Independent private institution overview
- Formed: January 17, 2014
- Headquarters: Jakarta, Indonesia
- Key document: Law No.33/2009 on Cinema;
- Website: www.bpi.or.id

= Indonesian Film Board =

The Indonesian Film Board (Indonesian: Badan Perfilman Indonesia; BPI) is an independent private institution responsible for cultivating a strong, competitive, and culturally impactful film industry in Indonesia. It also serves as a platform for film organizations and professional associations across the country. Its primary duties and functions include organizing domestic film festivals, representing Indonesian cinema at international festivals, promoting Indonesia as a prime shooting location for foreign film productions to stimulate local film-related businesses, advising on industry development, recognizing film achievements, and facilitating funding for exceptional films which contribute to the national film culture. The board is officially recognized by the president of Indonesia.

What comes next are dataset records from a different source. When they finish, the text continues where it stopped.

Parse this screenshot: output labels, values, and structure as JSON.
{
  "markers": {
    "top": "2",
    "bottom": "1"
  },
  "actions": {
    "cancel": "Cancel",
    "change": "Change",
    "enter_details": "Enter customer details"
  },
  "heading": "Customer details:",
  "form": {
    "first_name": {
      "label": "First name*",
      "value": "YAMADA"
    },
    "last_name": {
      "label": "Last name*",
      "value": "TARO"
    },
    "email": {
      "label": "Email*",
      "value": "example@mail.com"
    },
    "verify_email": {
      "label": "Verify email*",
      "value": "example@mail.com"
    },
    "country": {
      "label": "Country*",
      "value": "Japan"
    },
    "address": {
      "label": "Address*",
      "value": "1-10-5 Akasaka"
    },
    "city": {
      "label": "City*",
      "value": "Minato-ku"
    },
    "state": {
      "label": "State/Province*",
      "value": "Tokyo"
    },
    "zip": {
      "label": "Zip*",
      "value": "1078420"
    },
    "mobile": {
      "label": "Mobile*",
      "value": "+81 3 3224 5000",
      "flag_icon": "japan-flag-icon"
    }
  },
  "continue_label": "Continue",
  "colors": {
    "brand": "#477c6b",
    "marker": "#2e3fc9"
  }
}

The board was formed under Law No.33/2009 on Cinema. According to Article 67 of said law, the public has a role to play in film organization, and to strengthen this participation, the Indonesian Film Board was thus formed (as per Article 68). Although mandated by the Cinema Law in 2009, the Indonesian Film Board was only officially established five years later on January 17, 2014, during the closing session of the two-day General Assembly on its establishment, which took place from January 15 to 17, 2014, in Jakarta.

== Legal Issues ==
The Indonesian Film Board's legal status as an "independent private institution" as stated in Article 68(3) of the Cinema Law has led to government officials misinterpreting this as meaning that the board is ineligible for government funding. As a result, government ministries have been reluctant to allocate funds. However, Article 70(2) of the Cinema Law and a subsequent presidential decree explicitly allow the board to receive funding from state and regional budgets. Despite these provisions however, the board received no financial support from the government during its early years.

To prevent further confusion, there have been calls to redesignate the board's status as a Non-ministerial Government Institution or as a State Institution. Such a redesignation would clarify the board's eligibility for government support.